Foreign Policy

“This Guy is Insane”

Written by SK Ashby

What do foreign diplomats really think of Trump?

You may recall an episode last summer when Trump casually tweeted a threat to use military force in Venezuela for some unspecified reason to achieve unspecified goals, but that was apparently more than just a tweet.

Politico reports that Trump discussed his hypothetical invasion of Venezuela during a meeting with leaders from Argentina, Brazil, Colombia and Panama.

After the photo op was over and the cameras had left the room, Trump dominated the long table. His vice president, Mike Pence, was to his right; Pence had just spent nearly a week on a conciliatory, well-received tour of the region, the first by a high-ranking administration official since Trump’s inauguration. To Trump’s left was his secretary of state, Rex Tillerson. “Rex tells me you don’t want me to use the military option in Venezuela,” the president told the gathered Latin American leaders, according to an account offered by an attendee soon after the dinner. “Is that right? Are you sure?” Everyone said they were sure. But they were rattled. War with Venezuela, as absurd as that seemed, was clearly still on Trump’s mind.
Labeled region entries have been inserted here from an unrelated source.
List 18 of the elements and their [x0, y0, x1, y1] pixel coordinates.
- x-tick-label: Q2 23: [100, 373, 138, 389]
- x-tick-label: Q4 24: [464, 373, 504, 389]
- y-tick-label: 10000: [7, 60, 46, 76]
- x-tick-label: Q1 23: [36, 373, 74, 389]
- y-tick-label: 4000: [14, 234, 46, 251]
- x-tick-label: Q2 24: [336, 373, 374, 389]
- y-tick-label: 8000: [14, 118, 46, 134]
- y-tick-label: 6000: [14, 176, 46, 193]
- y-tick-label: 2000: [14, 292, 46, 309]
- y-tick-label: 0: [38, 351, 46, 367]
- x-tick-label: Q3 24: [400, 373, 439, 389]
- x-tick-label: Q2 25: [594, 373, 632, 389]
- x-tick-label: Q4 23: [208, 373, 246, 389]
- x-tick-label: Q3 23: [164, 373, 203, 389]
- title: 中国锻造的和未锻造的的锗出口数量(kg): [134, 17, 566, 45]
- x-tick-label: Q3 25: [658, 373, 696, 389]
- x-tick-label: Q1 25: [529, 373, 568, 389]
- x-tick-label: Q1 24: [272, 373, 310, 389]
By the time the dinner was over, the leaders were in shock, and not just over the idle talk of armed conflict. No matter how prepared they were, eight months into an American presidency like no other, this was somehow not what they expected. A former senior U.S. official with whom I spoke was briefed by ministers from three of the four countries that attended the dinner. “Without fail, they just had wide eyes about the entire engagement,” the former official told me. Even if few took his martial bluster about Venezuela seriously, Trump struck them as uninformed about their issues and dangerously unpredictable, asking them to expend political capital on behalf of a U.S. that no longer seemed a reliable partner. “The word they all used was: ‘This guy is insane.’”

It's possible John Carpenter may have been a prophet. In the world he created in Escape from New York and Escape from LA, America is at war with a coalition of Central and South American countries that claim to be liberating America.

I expect Trump, or characters directly based on Trump, will emerge as villains in a great deal of upcoming fiction. Or perhaps non-fiction.

How could he not when he's using nuclear weapons to talk about his dick?